There is also something else here that we do not discuss enough: ageism. Gadsby-Dolly’s statement, “But you are old, and clearly in early-stage dementia, so all I’ll say to your handlers is come get yuh granny, please,” crosses a line for me. It reflects the way older people are too often dismissed, mocked and treated as though age itself is something shameful.
There was a time when elders were seen as sources of wisdom, experience, and guidance. They were not perfect, but they were valued. Today, that respect has eroded badly. We laugh at old age. We use words like “old” and “granny” not simply as descriptions, but as insults meant to humiliate and diminish.
That is dangerous because it teaches younger generations to see age as something to mock rather than respect. We often act as though growing old is a weakness that belongs to someone else, forgetting that it is a privilege denied to many. If we are fortunate, we too will age and hope to be treated with dignity and patience. Yet, too often, older people are spoken of as burdens or pushed aside, and then we wonder why children show so little respect.
The truth is that children learn from what they see. If adults ridicule age, mock illness and degrade one another in public, we should not be surprised when children do the same.
I am not saying politicians should be protected from criticism. Public figures must be held accountable, and strong debate is part of any healthy democracy. We can challenge a policy strongly without reducing the conversation to insults. We can make our point firmly without being reckless or disrespectful. And if we are truly worried about bullying, indiscipline and the worsening behaviour of our children, then we must also pay attention to the example being set by the adults in public life.
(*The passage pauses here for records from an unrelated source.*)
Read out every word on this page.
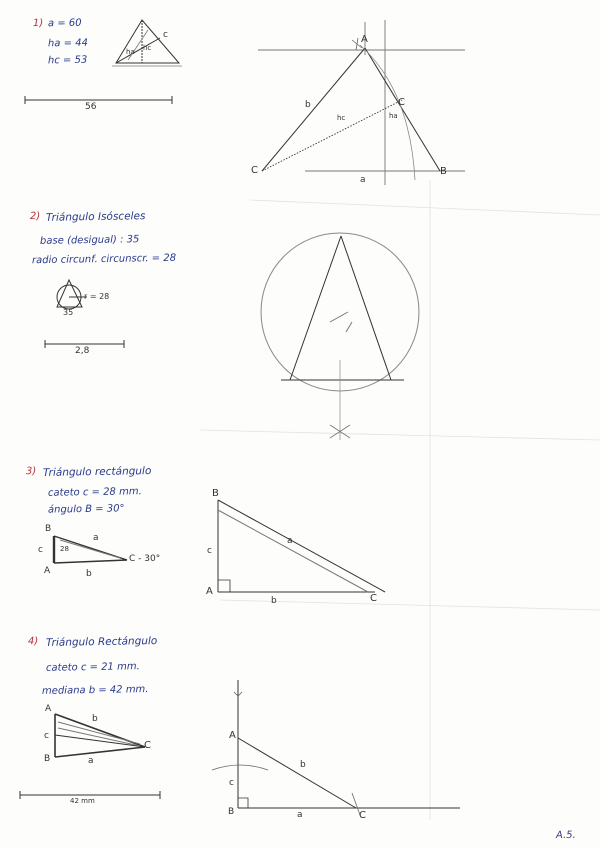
1) a = 60
ha = 44
hc = 53
c
hc
ha
56
A
C
C	B
b
a
hc	ha
2) Triángulo Isósceles
base (desigual) : 35
radio circunf. circunscr. = 28
r = 28
35
2,8
3) Triángulo rectángulo
cateto c = 28 mm.
ángulo B = 30°
B
c 28
a
A	b
C - 30°
B
c
a
A
b	C
4) Triángulo Rectángulo
cateto c = 21 mm.
mediana b = 42 mm.
A
b
c
B	a
C
42 mm
A
b
c
B	a	C
A.5.
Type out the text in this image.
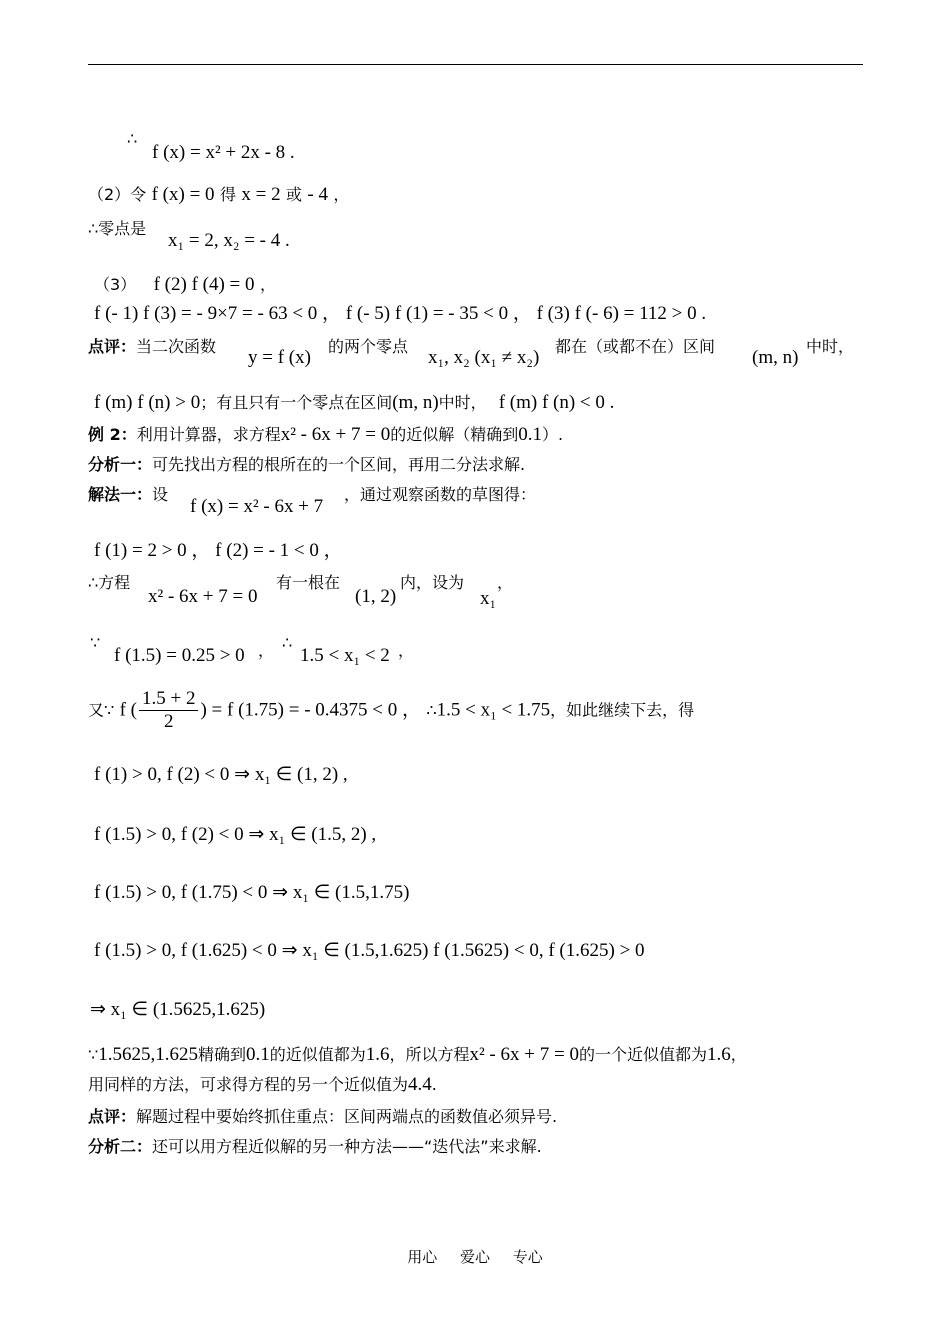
∴
f (x) = x² + 2x - 8 .
（2）令 f (x) = 0 得 x = 2 或 - 4 ，
∴零点是
x₁ = 2, x₂ = - 4 .
（3） f (2) f (4) = 0 ，
f (- 1) f (3) = - 9×7 = - 63 < 0 ， f (- 5) f (1) = - 35 < 0 ， f (3) f (- 6) = 112 > 0 .
点评：当二次函数
y = f (x)
的两个零点
x₁, x₂ (x₁ ≠ x₂)
都在（或都不在）区间
(m, n)
中时，
f (m) f (n) > 0；有且只有一个零点在区间(m, n)中时， f (m) f (n) < 0 .
例 2：利用计算器，求方程x² - 6x + 7 = 0的近似解（精确到0.1）.
分析一：可先找出方程的根所在的一个区间，再用二分法求解.
解法一：设
f (x) = x² - 6x + 7
，通过观察函数的草图得：
f (1) = 2 > 0 ， f (2) = - 1 < 0 ，
∴方程
x² - 6x + 7 = 0
有一根在
(1, 2)
内，设为
x₁
，
∵
f (1.5) = 0.25 > 0 ， ∴
1.5 < x₁ < 2 ，
又∵ f ( $\frac{1.5 + 2}{2}$ ) = f (1.75) = - 0.4375 < 0 ， ∴1.5 < x₁ < 1.75，如此继续下去，得
f (1) > 0, f (2) < 0 ⇒ x₁ ∈ (1, 2) ,
f (1.5) > 0, f (2) < 0 ⇒ x₁ ∈ (1.5, 2) ,
f (1.5) > 0, f (1.75) < 0 ⇒ x₁ ∈ (1.5,1.75)
f (1.5) > 0, f (1.625) < 0 ⇒ x₁ ∈ (1.5,1.625) f (1.5625) < 0, f (1.625) > 0
⇒ x₁ ∈ (1.5625,1.625)
∵1.5625,1.625精确到0.1的近似值都为1.6，所以方程x² - 6x + 7 = 0的一个近似值都为1.6，
用同样的方法，可求得方程的另一个近似值为4.4.
点评：解题过程中要始终抓住重点：区间两端点的函数值必须异号.
分析二：还可以用方程近似解的另一种方法——“迭代法”来求解.
用心 爱心 专心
Young people absorb far more than we realise. They listen to what adults say and watch how we behave when we are angry, challenged, or opposed. They observe how we treat age, illness and one another. If we want them to be respectful, thoughtful and disciplined, then those values must first be visible in us. We cannot keep telling children to do better while the adults leading the national conversation do not always do the same.
It cannot be “Do as I say, not as I do.” These younger generations are not going to simply listen and follow. They will turn around and say, “But you do not do this, so why should I?” And then we cannot condemn their behaviour because we did not show them better. A nation cannot raise respectful children on the example of disrespectful adults.